Allora perché ci ha lasciato il sacramento della riconciliazione?
Salve, vorrei sapere perché Gesù dice «va e non peccare più» sapendo che l’uomo peccherà ancora? Come mai quel «più»? Allora perché ci ha lasciato il sacramento della riconciliazione?
Angelo Sabatino
Risponde don Gianni Cioli, docente di Teologia morale alla Facoltà teologica dell'Italia Centrale.
Se ho ben compreso il lettore coglie un paradosso nell’affermazione di Gesù rivolta all’adultera in Gv 8,11: «va’ e d’ora in poi non peccare più». L’essere umano infatti, come affermiamo implicitamente nell’atto penitenziale della Messa, appare costantemente peccatore a motivo della sua fragilità. Il Signore quindi sembrerebbe chiederci qualcosa che di fatto risulta impossibile. Oltretutto – lascia intendere ancora la domanda del lettore – se davvero fossimo in grado di non peccare più, una volta resi giusti dal perdono del Signore, che senso avrebbe il sacramento della riconciliazione a cui la Chiesa raccomanda invece di accedere con frequenza?
In realtà l’affermazione di Gesù va contestualizzata al peccato di adulterio per il quale la donna, che secondo la legge doveva morire, non è stata condannata, né dagli aspiranti lapidatori, che se ne sono andati dopo che Gesù aveva detto loro: «chi è senza peccato scagli la prima pietra» (Gv 8,7), né da Gesù stesso che afferma: «neanch’io ti condanno; va’ e d’ora in poi non peccare più». Il Vangelo non ci dice in realtà se la donna sia tornata o meno a commettere il peccato di adulterio, ma il contesto lascia ben sperare che, in forza del perdono e dell’esperienza di salvezza fatta nell’incontro con Gesù, ella sia stata capace di cambiare veramente vita. Non nel senso che non abbia poi più commesso nessun tipo di peccato, ma nel senso che non sarà stata più adultera.

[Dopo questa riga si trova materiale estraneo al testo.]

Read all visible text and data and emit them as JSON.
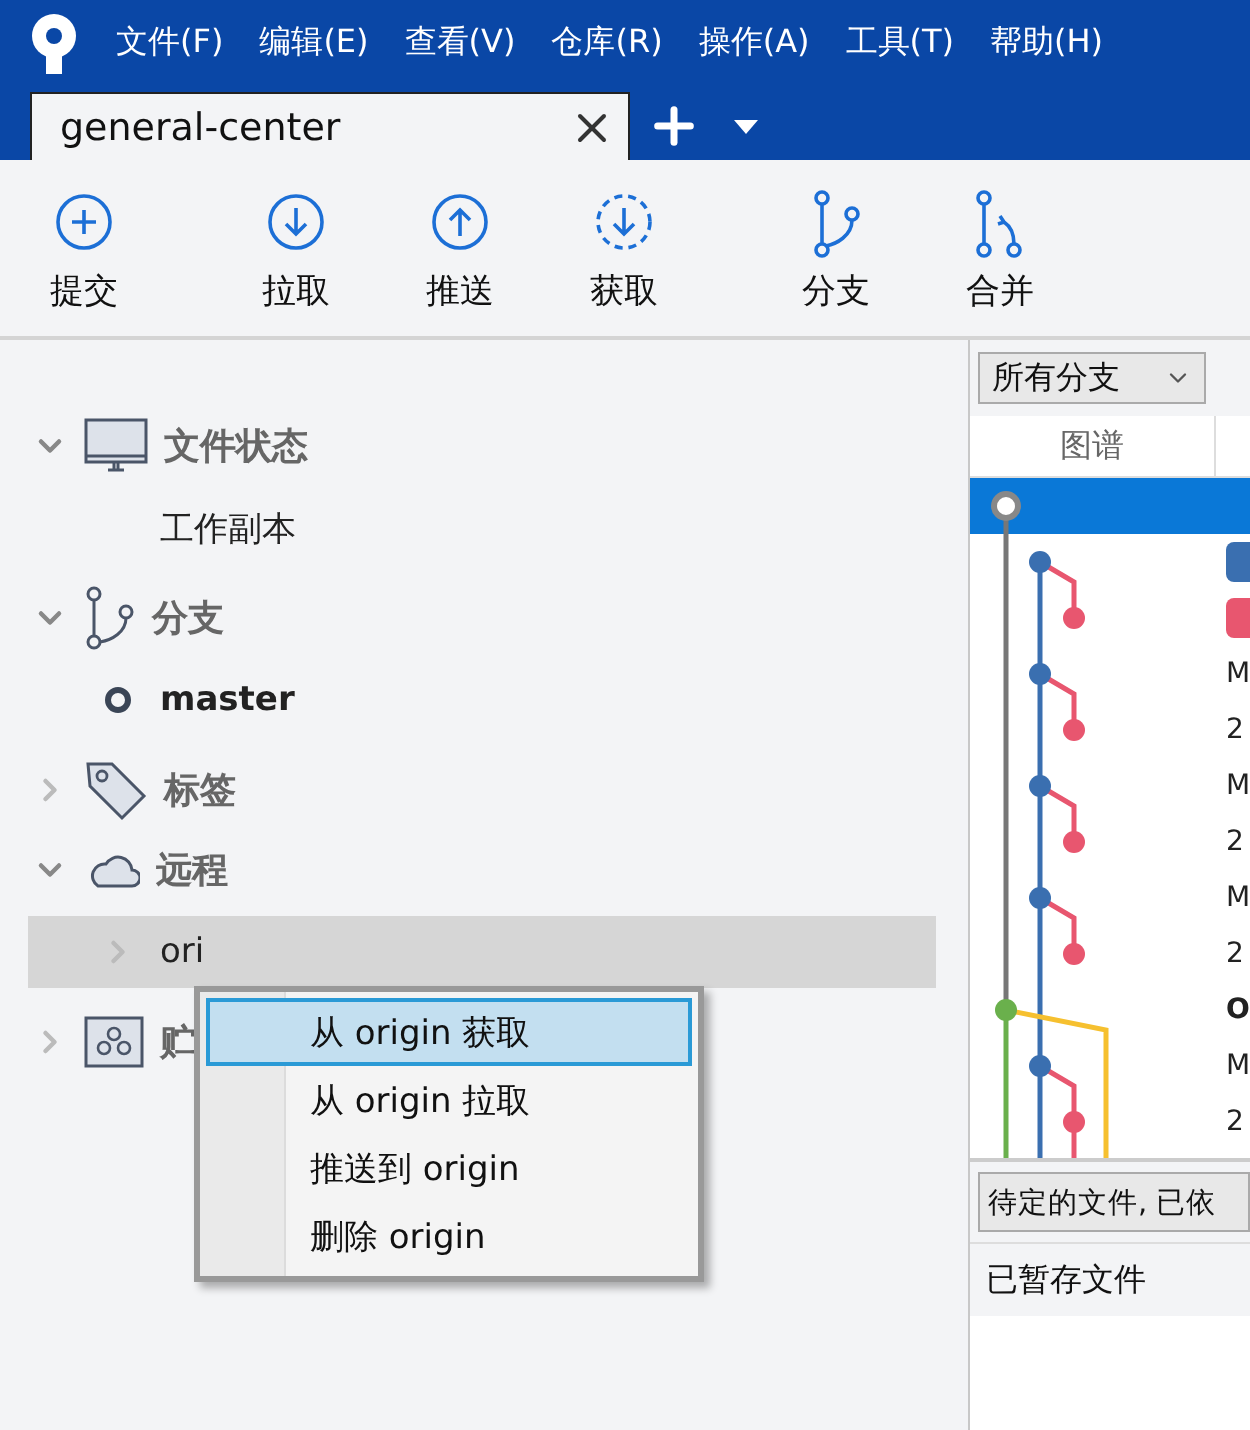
{
  "menu_bar": [
    "文件(F)",
    "编辑(E)",
    "查看(V)",
    "仓库(R)",
    "操作(A)",
    "工具(T)",
    "帮助(H)"
  ],
  "tabs": [
    {
      "label": "general-center",
      "selected": true
    }
  ],
  "toolbar": {
    "groups": [
      [
        {
          "kind": "commit",
          "label": "提交"
        }
      ],
      [
        {
          "kind": "pull",
          "label": "拉取"
        },
        {
          "kind": "push",
          "label": "推送"
        },
        {
          "kind": "fetch",
          "label": "获取"
        }
      ],
      [
        {
          "kind": "branch",
          "label": "分支"
        },
        {
          "kind": "merge",
          "label": "合并"
        }
      ]
    ]
  },
  "sidebar": {
    "sections": [
      {
        "kind": "file-status",
        "label": "文件状态",
        "expanded": true,
        "children": [
          {
            "label": "工作副本",
            "current": false,
            "selected": false
          }
        ]
      },
      {
        "kind": "branches",
        "label": "分支",
        "expanded": true,
        "children": [
          {
            "label": "master",
            "current": true,
            "selected": false
          }
        ]
      },
      {
        "kind": "tags",
        "label": "标签",
        "expanded": false
      },
      {
        "kind": "remotes",
        "label": "远程",
        "expanded": true,
        "children": [
          {
            "label": "ori",
            "current": false,
            "selected": true,
            "expanded": false
          }
        ]
      },
      {
        "kind": "stashes",
        "label": "贮",
        "expanded": false
      }
    ]
  },
  "context_menu": {
    "items": [
      {
        "label": "从 origin 获取",
        "selected": true
      },
      {
        "label": "从 origin 拉取",
        "selected": false
      },
      {
        "label": "推送到 origin",
        "selected": false
      },
      {
        "label": "删除 origin",
        "selected": false
      }
    ]
  },
  "history": {
    "branch_filter": "所有分支",
    "columns": [
      "图谱"
    ],
    "rows": [
      {
        "kind": "plain",
        "selected": true
      },
      {
        "kind": "badge",
        "color": "#3a6fb0",
        "selected": false
      },
      {
        "kind": "badge",
        "color": "#e8566f",
        "selected": false
      },
      {
        "kind": "text",
        "text": "M",
        "bold": false,
        "selected": false
      },
      {
        "kind": "text",
        "text": "2",
        "bold": false,
        "selected": false
      },
      {
        "kind": "text",
        "text": "M",
        "bold": false,
        "selected": false
      },
      {
        "kind": "text",
        "text": "2",
        "bold": false,
        "selected": false
      },
      {
        "kind": "text",
        "text": "M",
        "bold": false,
        "selected": false
      },
      {
        "kind": "text",
        "text": "2",
        "bold": false,
        "selected": false
      },
      {
        "kind": "text",
        "text": "O",
        "bold": true,
        "selected": false
      },
      {
        "kind": "text",
        "text": "M",
        "bold": false,
        "selected": false
      },
      {
        "kind": "text",
        "text": "2",
        "bold": false,
        "selected": false
      }
    ],
    "pending_button": "待定的文件, 已依",
    "staged_label": "已暂存文件"
  }
}
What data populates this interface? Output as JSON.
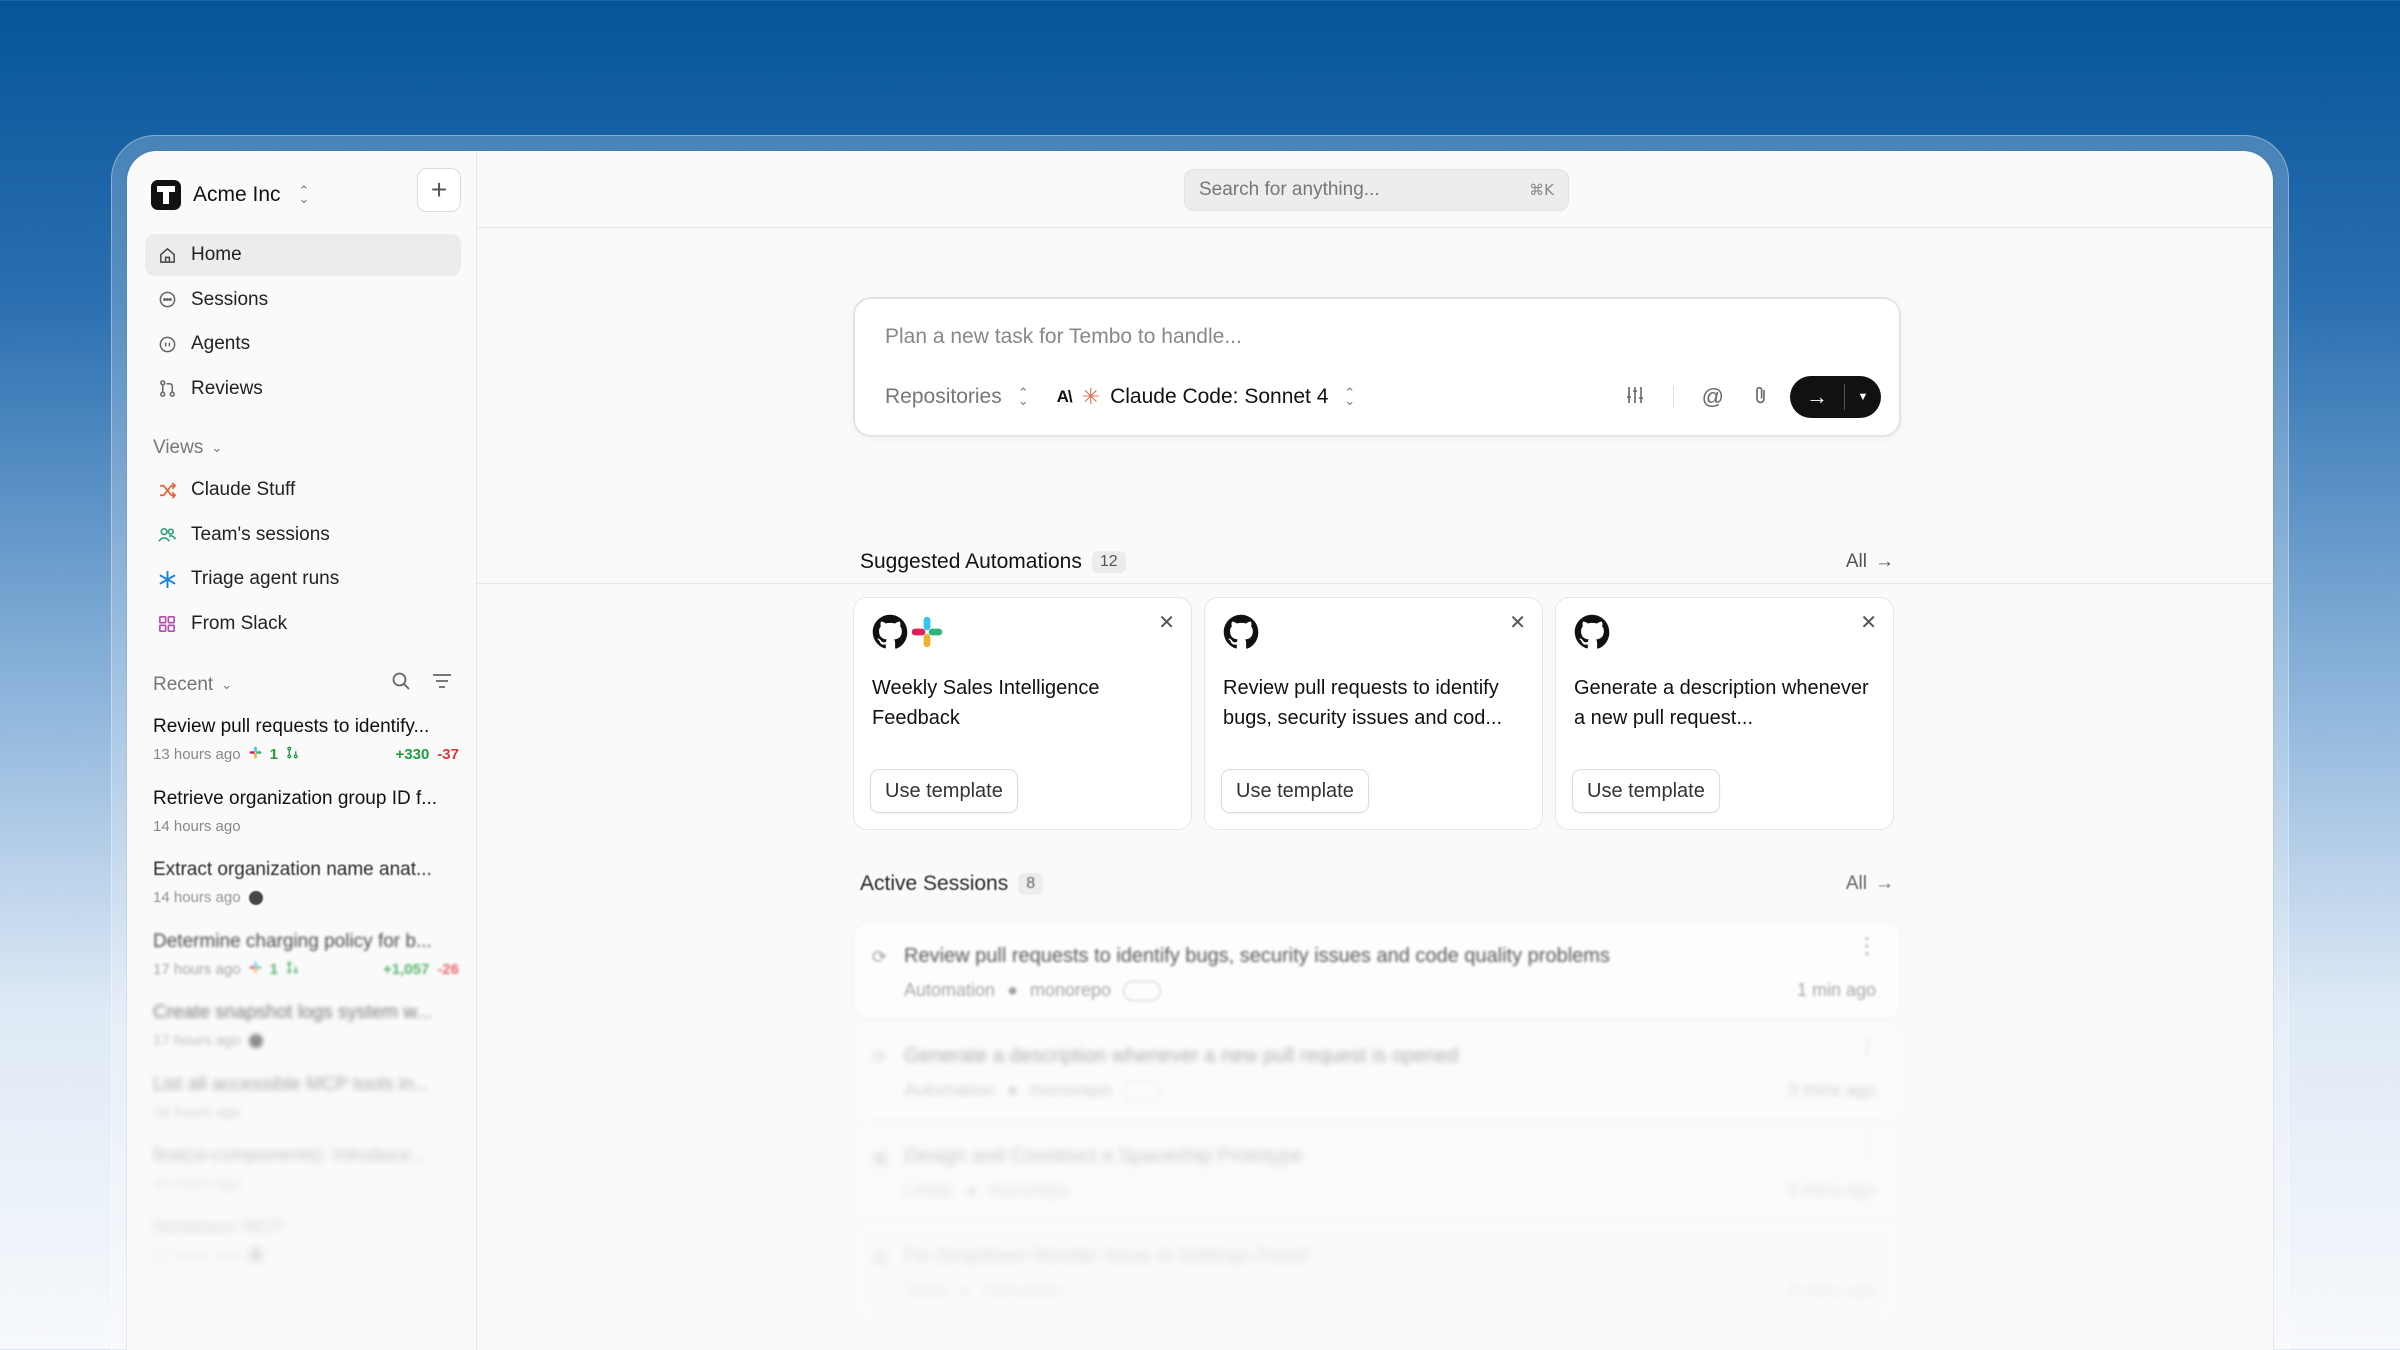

Così quando dopo l’assoluzione il confessore dice, citando le parole di Gesù, «Va’ e non peccare più» (si tratta di una delle formule di congedo previste), non pretende che il penitente non commetta più nessun peccato né grave né lieve, ma intende sostenerlo nel proposito sincero di non tornare a commettere il peccato confessato e nella disposizione a portare avanti un cammino autentico di conversione. Non è detto che il penitente riesca poi effettivamente a non commettere più quel determinato peccato, ma il dolore per averlo commesso e il proposito sincero di non commetterlo più sono – è bene ricordarlo – condizioni necessarie per ricevere il perdono. In verità si deve prendere anche atto che capita non di rado di tornare a commettere gli stessi peccati che si sono confessati, in contraddizione col proposito di non farlo. Anzi molte persone si lamentato del fatto che si ritrovano a confessare proprio sempre gli stessi peccati.